The Biden administration moves to make broad, transgender sports bans illegal

In the Thursday announcement, U.S. Education Secretary Miguel Cardona said, "Every student should be able to have the full experience of attending school in America, including participating in athletics, free from discrimination." Photo by Olivier Douliery - AFP via Getty Images

On Thursday, the U.S. Education Department announced a proposed change to Title IX, which prohibits sex-based discrimination in federally funded education programs.

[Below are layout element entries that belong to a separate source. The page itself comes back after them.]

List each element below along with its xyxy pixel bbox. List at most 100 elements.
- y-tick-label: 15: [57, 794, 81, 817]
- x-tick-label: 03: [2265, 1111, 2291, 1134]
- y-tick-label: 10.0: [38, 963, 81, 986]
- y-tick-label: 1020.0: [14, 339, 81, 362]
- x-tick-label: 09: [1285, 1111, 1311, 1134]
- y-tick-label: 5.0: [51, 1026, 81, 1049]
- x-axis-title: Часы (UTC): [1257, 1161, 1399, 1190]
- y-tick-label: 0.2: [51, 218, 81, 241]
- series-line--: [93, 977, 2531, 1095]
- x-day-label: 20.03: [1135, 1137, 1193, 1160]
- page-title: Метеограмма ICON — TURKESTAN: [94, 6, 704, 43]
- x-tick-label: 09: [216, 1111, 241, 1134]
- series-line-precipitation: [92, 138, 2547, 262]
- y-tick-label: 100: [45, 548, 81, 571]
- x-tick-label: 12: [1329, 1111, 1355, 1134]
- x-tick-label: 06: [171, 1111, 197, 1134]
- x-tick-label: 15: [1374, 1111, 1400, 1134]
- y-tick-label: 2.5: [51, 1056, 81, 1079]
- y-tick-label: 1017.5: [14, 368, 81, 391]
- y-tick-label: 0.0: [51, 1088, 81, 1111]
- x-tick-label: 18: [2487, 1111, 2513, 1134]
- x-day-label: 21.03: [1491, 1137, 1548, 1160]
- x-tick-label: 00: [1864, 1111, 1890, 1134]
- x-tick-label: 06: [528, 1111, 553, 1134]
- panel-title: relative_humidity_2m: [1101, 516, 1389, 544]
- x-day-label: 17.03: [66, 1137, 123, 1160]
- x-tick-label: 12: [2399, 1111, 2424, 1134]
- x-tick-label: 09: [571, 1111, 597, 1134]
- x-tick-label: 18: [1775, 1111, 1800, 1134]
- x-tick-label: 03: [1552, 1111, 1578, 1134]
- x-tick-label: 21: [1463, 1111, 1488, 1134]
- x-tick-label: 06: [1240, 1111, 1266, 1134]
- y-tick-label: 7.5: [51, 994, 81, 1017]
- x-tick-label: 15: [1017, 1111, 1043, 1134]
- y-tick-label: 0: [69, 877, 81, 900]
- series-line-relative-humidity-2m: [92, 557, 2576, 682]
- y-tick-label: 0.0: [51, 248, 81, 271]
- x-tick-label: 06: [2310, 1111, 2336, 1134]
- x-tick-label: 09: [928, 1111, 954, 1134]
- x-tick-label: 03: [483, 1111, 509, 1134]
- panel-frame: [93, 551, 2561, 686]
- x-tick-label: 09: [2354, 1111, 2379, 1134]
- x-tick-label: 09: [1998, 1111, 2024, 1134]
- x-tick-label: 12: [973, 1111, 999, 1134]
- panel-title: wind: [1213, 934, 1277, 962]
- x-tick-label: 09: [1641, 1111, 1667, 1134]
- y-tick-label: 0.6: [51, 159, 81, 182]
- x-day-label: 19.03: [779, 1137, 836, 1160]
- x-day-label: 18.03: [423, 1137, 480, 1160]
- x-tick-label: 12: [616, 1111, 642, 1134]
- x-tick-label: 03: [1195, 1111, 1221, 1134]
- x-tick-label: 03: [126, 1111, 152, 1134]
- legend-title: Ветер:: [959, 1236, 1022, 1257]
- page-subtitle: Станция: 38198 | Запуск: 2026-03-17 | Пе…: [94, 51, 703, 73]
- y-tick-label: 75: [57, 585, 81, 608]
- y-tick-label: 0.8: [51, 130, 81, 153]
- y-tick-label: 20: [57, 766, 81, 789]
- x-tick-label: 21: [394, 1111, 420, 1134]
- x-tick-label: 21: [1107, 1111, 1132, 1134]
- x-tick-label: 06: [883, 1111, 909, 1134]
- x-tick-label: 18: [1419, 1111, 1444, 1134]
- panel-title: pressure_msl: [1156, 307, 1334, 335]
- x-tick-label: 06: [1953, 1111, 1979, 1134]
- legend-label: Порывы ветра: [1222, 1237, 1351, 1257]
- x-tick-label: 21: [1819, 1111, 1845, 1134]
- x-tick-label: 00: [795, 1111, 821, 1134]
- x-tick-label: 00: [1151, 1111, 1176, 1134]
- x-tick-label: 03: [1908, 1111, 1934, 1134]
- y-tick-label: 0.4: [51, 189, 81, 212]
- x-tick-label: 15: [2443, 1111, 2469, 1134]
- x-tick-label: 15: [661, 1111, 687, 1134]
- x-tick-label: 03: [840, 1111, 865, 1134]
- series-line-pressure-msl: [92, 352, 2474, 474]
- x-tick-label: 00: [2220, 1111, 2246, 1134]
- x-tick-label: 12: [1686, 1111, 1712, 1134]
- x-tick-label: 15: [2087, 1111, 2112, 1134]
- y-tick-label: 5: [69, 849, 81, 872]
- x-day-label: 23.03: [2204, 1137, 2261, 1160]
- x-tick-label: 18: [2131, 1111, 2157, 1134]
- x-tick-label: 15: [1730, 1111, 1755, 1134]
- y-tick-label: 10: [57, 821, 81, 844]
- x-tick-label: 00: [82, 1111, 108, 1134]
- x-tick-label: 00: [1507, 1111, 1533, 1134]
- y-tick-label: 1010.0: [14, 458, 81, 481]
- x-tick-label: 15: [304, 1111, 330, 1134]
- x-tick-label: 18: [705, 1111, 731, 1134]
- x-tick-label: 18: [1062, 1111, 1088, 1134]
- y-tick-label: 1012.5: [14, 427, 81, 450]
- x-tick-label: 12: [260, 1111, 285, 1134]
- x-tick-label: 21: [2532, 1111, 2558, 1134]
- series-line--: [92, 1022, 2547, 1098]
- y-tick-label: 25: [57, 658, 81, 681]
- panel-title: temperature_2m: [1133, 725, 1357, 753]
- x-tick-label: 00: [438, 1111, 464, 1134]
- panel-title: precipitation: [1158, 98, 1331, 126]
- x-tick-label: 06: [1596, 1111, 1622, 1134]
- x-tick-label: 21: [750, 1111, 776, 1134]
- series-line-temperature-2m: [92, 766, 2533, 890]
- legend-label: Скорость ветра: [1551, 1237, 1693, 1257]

The proposal would make it illegal for schools to broadly ban transgender students from sports teams that align with their gender identity, rather than their assigned sex at birth.

The department says the move comes after two years of outreach to stakeholders across the country, and the changes still give schools some flexibility to ban transgender athletes depending on age and sport.

"Every student should be able to have the full experience of attending school in America, including participating in athletics, free from discrimination," said U.S. Secretary of Education Miguel Cardona. "Being on a sports team is an important part of the school experience for students of all ages."

According to the ACLU, in the past three years at least 19 states have passed laws broadly banning transgender students from sports teams that don't align with their sex as assigned at birth. If enacted, the Biden's administration's proposed changes would render such policies illegal.

Thursday's announcement came on the same day the U.S. Supreme Court declined to intervene in West Virginia's battle over a law that bans transgender athletes from participating on female sports teams at school. And it came a day after the Kansas Legislature successfully overrode the Democratic governor's veto to codify a ban of its own.

The proposed Title IX changes will be published to the Federal Register in the next few weeks, after which it will open for 30 days of public comment. Those are just the first steps in a long process to alter the law. Assuming the proposal survives that process, schools and students will not see the rule changed or enacted for months if not years.